Trouble understanding transpositions This problem comes from the transposition area of the Wikipedia page for symmetric group (link).
We have $g=(1 2 5)(3 4)$. It then says that g can also be written as $(1 2)(2 5)(3 4)$, but I don't understand why. I follow why g sends 1 to 2, 2 to 5, 3 to 4, 4 to 3, and 5 to 1 under its original representation. But under the second representation, wouldn't 5 go to 2? I can slightly follow that 5 going to 2 means it goes to 1, but then why doesn't 2 to go to 1, but instead it goes to 5?
 A: Let's see what the composition $(12)(25)(34)$ does to each number:
$$
1 \overset{(34)}{\to} 1 \overset{(25)}{\to} 1 \overset{(12)}{\to}2\\
2 \overset{(34)}{\to} 2 \overset{(25)}{\to} 5 \overset{(12)}{\to}5\\
3 \overset{(34)}{\to} 4 \overset{(25)}{\to} 4 \overset{(12)}{\to}4\\
4 \overset{(34)}{\to} 3 \overset{(25)}{\to} 3 \overset{(12)}{\to}3\\
5 \overset{(34)}{\to} 5 \overset{(25)}{\to} 2 \overset{(12)}{\to}1
$$
Note that, just as in the composition of functions, our transpositions are applied from right to left.
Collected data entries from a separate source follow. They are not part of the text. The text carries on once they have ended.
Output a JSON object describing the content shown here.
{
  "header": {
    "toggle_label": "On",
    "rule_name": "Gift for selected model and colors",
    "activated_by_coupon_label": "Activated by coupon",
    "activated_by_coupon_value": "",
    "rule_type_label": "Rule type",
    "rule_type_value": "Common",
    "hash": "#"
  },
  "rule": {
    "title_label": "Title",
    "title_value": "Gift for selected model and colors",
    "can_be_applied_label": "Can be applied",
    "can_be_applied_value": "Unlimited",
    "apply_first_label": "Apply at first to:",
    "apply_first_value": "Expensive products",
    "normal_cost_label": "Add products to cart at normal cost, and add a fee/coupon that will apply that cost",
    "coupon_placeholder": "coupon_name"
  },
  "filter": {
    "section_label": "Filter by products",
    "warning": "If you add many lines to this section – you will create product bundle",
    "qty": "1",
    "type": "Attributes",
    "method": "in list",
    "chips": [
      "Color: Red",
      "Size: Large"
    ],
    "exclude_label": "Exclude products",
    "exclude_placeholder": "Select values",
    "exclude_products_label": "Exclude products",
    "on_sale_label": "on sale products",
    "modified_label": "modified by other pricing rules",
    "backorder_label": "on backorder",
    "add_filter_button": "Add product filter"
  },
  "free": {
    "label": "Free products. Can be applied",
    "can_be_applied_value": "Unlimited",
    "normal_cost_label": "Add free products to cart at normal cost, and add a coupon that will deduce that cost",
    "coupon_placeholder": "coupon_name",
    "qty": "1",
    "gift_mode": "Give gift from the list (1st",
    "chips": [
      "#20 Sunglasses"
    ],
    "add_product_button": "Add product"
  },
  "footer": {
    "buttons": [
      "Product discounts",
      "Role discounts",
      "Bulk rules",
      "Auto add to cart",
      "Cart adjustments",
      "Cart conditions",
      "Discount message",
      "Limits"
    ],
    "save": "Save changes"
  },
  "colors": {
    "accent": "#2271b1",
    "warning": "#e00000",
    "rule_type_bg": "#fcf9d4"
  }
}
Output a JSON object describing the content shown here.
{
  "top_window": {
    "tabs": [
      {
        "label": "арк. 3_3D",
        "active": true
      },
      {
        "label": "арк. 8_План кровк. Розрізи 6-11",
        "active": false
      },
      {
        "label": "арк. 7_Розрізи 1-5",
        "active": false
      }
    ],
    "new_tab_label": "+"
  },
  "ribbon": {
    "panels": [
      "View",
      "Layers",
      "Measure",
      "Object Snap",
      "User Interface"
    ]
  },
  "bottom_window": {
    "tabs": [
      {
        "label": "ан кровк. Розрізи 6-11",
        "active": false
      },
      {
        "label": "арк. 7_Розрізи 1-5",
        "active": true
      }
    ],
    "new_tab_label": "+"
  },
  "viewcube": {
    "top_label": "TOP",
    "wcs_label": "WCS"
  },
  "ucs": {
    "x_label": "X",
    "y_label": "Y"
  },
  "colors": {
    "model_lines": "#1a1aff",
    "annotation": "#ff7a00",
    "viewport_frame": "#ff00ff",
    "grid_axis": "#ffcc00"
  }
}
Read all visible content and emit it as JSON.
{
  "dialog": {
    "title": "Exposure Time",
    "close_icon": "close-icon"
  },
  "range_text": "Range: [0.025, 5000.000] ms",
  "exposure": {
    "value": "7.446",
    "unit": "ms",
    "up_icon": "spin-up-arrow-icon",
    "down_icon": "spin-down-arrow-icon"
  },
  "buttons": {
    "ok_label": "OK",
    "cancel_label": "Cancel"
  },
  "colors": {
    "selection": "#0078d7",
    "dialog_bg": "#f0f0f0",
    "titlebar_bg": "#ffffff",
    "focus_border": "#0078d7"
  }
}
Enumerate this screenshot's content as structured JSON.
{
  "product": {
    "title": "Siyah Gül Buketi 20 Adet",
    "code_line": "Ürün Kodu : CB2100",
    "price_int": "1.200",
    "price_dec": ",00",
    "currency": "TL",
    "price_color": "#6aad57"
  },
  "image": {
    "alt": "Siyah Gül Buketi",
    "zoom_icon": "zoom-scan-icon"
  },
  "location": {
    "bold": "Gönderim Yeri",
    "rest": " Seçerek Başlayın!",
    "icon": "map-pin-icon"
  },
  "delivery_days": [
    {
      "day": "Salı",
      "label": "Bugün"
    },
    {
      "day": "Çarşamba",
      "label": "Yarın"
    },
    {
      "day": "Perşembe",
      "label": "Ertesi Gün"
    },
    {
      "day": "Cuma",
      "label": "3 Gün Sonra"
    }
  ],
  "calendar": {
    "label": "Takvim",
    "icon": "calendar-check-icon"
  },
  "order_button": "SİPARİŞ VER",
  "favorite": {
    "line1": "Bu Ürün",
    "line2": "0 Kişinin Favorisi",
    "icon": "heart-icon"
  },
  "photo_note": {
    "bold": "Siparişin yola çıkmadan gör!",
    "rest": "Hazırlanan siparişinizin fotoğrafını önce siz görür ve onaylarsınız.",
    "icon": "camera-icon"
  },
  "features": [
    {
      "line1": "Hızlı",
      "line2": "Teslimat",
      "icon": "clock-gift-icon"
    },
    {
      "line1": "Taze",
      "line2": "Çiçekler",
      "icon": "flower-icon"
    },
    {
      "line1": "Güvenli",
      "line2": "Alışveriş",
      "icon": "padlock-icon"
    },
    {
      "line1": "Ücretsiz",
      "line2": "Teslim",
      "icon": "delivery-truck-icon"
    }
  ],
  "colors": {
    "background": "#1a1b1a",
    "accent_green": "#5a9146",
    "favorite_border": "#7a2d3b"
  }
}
A: $(12)(25)(34)$ is read right to left. So $3$ goes to $4$, $4$ goes to $3$, $2$ goes to $5$, $5$ goes to $2$ which then goes to $1$ and $1$ goes to $2$.
A: Since notations can change across books, perhaps you may want to see how transposition product is introduced on Wiki.

Transpositions
$$(a~b~c~d~\ldots ~y~z)=(a~b)\cdot (b~c~d~\ldots ~y~z)$$
  This means the initial request is to move $a$ to $b$, $b$ to $c$, $y$ to $z$ and finally $z$ to $a$. Instead one may roll the elements keeping $a$ where it is by executing the right factor first.

In this case, $(3~4)$ is independent from $(1~2~5)=(1~2)(2~5)$.
Mneumonic skill: you may find it easy to remember that on the RHS, we are just writing the same element twice across the dot sign, and keep the order unchanged.